Ok, a genre is typically recognized by the contributions of great bands and pioneers who influenced many, but in truth it's the unoriginal bands came after that actually made it into a genre. I know that sounds like an odd thing to say, but in the beginning of any style, there's always bands who are in some ways similar yet remain unique to one another but it's not so much a collective and conscious effort to accomplish something as it is just individual twists on familiar themes and ideas - metal was gaining a lot of momentum in the late 80s and death metal was an evolution of thrash metal and 80s extreme metal, taking it to a new level of extremity, musically and lyrically - but it's only after when unoriginal bands come along cement certain things into definition that it becomes a genre, and people then look to the pioneers to understand the phenomenon.
You know what I find silly? People who think that "quality music" has to be hard to play.
Your logic here is sensible, but it begins from a premise that is factually in error. Even if you were to look at only significant artistic contributors to death metal, you're still talking about dozens of artists working over a period of 25 years and producing a corpus of several hundred albums. That's a distinct and separate genre with or without the tagalongs.

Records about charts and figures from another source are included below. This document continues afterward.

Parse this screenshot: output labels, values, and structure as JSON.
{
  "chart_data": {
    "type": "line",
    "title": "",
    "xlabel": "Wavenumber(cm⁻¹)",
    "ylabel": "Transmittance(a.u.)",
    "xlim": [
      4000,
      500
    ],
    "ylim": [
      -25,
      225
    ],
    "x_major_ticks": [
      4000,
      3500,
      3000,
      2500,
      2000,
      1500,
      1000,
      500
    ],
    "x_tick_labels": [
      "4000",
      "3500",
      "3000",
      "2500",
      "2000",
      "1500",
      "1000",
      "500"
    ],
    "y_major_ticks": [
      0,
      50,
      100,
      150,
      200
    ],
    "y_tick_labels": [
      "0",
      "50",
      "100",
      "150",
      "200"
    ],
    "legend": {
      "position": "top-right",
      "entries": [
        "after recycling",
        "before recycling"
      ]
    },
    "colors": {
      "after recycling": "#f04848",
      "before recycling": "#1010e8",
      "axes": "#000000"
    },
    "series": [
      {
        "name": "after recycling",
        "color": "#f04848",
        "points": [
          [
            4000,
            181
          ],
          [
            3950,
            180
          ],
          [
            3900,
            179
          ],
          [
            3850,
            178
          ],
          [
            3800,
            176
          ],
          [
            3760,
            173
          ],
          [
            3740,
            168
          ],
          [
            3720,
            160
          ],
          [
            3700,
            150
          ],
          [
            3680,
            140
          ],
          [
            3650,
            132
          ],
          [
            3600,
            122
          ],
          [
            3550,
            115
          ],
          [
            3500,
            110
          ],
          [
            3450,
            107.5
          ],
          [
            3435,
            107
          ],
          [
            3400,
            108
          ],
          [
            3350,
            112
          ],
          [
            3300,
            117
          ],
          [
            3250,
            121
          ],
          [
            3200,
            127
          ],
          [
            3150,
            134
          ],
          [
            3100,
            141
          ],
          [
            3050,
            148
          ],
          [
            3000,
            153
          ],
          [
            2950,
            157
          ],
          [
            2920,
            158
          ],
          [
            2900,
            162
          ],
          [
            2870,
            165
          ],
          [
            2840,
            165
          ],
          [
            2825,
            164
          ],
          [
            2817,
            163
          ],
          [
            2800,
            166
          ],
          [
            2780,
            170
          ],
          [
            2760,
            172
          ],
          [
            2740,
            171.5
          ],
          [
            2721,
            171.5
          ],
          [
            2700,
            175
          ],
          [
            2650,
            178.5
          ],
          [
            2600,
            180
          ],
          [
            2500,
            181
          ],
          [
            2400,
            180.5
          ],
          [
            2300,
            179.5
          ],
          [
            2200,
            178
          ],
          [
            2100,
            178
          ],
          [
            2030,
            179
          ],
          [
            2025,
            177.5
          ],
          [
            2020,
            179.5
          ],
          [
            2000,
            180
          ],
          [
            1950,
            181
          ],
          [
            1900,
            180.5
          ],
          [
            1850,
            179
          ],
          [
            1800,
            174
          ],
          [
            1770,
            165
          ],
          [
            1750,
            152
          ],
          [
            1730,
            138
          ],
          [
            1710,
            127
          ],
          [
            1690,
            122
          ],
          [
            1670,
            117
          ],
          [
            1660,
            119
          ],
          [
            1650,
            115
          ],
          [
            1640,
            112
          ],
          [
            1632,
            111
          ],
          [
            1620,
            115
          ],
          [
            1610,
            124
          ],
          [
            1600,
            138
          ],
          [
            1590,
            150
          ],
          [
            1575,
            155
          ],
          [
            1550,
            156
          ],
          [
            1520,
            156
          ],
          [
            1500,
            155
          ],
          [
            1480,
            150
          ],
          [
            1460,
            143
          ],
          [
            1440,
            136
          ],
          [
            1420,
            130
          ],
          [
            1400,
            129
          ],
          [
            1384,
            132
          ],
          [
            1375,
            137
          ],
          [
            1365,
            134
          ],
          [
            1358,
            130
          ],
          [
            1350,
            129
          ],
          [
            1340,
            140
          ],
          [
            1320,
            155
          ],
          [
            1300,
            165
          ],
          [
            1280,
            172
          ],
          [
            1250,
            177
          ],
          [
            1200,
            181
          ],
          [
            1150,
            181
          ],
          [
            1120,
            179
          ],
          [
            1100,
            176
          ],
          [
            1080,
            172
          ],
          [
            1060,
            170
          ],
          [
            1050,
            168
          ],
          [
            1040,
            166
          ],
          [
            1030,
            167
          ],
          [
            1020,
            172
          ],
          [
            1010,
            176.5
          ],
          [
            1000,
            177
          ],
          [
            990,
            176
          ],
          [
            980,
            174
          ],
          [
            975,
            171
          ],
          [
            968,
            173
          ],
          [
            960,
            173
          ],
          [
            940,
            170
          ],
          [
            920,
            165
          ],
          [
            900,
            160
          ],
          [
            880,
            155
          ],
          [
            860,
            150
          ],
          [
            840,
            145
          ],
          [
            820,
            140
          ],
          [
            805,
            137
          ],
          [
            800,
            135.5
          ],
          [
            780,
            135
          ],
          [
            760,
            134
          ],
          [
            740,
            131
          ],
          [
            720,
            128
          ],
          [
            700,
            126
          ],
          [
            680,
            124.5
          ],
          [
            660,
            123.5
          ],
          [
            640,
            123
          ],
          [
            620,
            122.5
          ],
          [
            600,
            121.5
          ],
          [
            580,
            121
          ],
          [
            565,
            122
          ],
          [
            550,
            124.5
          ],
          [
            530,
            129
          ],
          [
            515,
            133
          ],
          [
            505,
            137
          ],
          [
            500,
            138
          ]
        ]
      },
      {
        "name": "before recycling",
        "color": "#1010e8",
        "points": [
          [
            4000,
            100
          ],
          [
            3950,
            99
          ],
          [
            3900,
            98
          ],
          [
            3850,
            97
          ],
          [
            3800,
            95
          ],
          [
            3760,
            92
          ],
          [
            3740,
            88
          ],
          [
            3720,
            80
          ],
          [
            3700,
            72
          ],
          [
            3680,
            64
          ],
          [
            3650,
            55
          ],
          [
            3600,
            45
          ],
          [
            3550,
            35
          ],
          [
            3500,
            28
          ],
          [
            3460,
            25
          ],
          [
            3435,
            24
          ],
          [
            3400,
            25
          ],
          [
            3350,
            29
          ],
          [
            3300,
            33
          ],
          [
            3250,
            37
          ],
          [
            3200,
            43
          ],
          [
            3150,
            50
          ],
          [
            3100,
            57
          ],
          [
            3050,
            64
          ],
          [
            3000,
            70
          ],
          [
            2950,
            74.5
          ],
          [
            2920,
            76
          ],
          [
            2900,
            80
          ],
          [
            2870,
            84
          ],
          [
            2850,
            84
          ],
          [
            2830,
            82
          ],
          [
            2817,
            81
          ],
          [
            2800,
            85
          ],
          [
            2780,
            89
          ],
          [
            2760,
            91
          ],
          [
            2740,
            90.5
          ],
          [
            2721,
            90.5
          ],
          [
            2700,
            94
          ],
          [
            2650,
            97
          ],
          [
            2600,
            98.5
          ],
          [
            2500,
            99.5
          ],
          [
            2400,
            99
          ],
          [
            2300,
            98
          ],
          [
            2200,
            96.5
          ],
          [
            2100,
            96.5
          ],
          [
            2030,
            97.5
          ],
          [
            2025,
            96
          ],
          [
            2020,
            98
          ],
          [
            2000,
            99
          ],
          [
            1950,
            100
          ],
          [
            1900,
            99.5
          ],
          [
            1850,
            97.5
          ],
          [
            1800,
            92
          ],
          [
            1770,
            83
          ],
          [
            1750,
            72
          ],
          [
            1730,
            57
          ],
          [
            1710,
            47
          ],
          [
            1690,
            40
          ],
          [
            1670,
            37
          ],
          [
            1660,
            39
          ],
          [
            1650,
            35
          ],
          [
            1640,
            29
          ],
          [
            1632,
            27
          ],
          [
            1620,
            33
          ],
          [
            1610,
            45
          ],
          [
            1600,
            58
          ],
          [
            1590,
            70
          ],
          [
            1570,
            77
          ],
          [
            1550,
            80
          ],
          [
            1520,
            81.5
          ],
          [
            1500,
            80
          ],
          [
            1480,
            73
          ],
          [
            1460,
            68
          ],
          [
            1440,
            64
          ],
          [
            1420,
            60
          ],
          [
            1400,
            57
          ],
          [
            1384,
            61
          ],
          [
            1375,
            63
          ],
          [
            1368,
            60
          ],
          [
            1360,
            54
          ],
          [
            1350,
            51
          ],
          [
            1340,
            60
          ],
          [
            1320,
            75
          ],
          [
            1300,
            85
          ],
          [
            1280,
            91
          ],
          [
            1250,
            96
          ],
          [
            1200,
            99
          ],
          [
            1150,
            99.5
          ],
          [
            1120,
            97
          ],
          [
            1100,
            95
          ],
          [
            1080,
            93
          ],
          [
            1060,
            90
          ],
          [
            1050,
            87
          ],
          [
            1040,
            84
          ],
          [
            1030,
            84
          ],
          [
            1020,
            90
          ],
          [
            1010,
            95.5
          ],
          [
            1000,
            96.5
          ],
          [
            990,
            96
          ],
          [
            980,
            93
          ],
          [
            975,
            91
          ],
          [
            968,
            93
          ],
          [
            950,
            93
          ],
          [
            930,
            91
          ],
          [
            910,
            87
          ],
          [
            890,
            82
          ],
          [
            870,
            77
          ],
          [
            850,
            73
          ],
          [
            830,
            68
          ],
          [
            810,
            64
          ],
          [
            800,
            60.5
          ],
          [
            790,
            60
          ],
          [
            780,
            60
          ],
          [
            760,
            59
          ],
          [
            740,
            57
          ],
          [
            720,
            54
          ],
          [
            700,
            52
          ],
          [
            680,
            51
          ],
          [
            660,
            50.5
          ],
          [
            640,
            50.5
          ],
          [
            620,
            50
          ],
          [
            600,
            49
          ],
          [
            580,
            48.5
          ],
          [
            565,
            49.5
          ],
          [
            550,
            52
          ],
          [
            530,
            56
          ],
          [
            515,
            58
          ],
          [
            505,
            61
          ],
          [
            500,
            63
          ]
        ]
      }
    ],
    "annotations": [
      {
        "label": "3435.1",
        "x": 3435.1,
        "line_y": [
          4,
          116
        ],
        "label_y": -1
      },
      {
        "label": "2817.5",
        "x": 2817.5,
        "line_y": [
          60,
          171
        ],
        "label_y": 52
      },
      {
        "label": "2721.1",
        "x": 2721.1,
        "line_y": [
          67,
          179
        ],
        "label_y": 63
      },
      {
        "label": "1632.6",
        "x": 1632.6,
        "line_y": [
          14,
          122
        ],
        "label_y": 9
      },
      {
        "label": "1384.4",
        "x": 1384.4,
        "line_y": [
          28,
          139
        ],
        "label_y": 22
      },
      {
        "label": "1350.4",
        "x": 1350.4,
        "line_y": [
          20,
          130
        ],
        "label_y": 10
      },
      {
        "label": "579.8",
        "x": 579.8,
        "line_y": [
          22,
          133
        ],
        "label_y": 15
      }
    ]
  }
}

Although it is easy to dismiss these bands as throwaways or tagalongs, I do think you are underestimating their importance. Without them, you are not going to have the longevity that exists and scenes or flash-in-the-pan genres will die out once the recognized bands split, change direction, or slip.
Bullshit. The also-rans contribute neither creatively nor commercially. The top 3-5% of bands are responsible for essentially 100% of the creatively significant albums and 75% or more of the aggregate album sales. The only real impact that the many bottom feeder acts ever had - creatively or commercially - was that they allowed a handful of studios like Morrisound and Sunlight to be commercially viable as single-genre producers. For artists and labels though, all of the money that has been made has been made off of the elite artists. The reality is that not only would the genre be no different from a creative aspect if the lesser bands had never existed, it wouldn't have made meaningfully less money for labels, either.
The problem is, you're looking at things through a narrow scope, and in hindsight. You can easily look back on time, and just pick 25 death metal albums or bands and say "that's everything", the rest was never significant, but that's not how it works. If a city doesn't have a scene with existing metal acts (no matter how unimportant they may be to you) it's much harder for a band to get their start. And classic bands and albums just don't pop out of nowhere.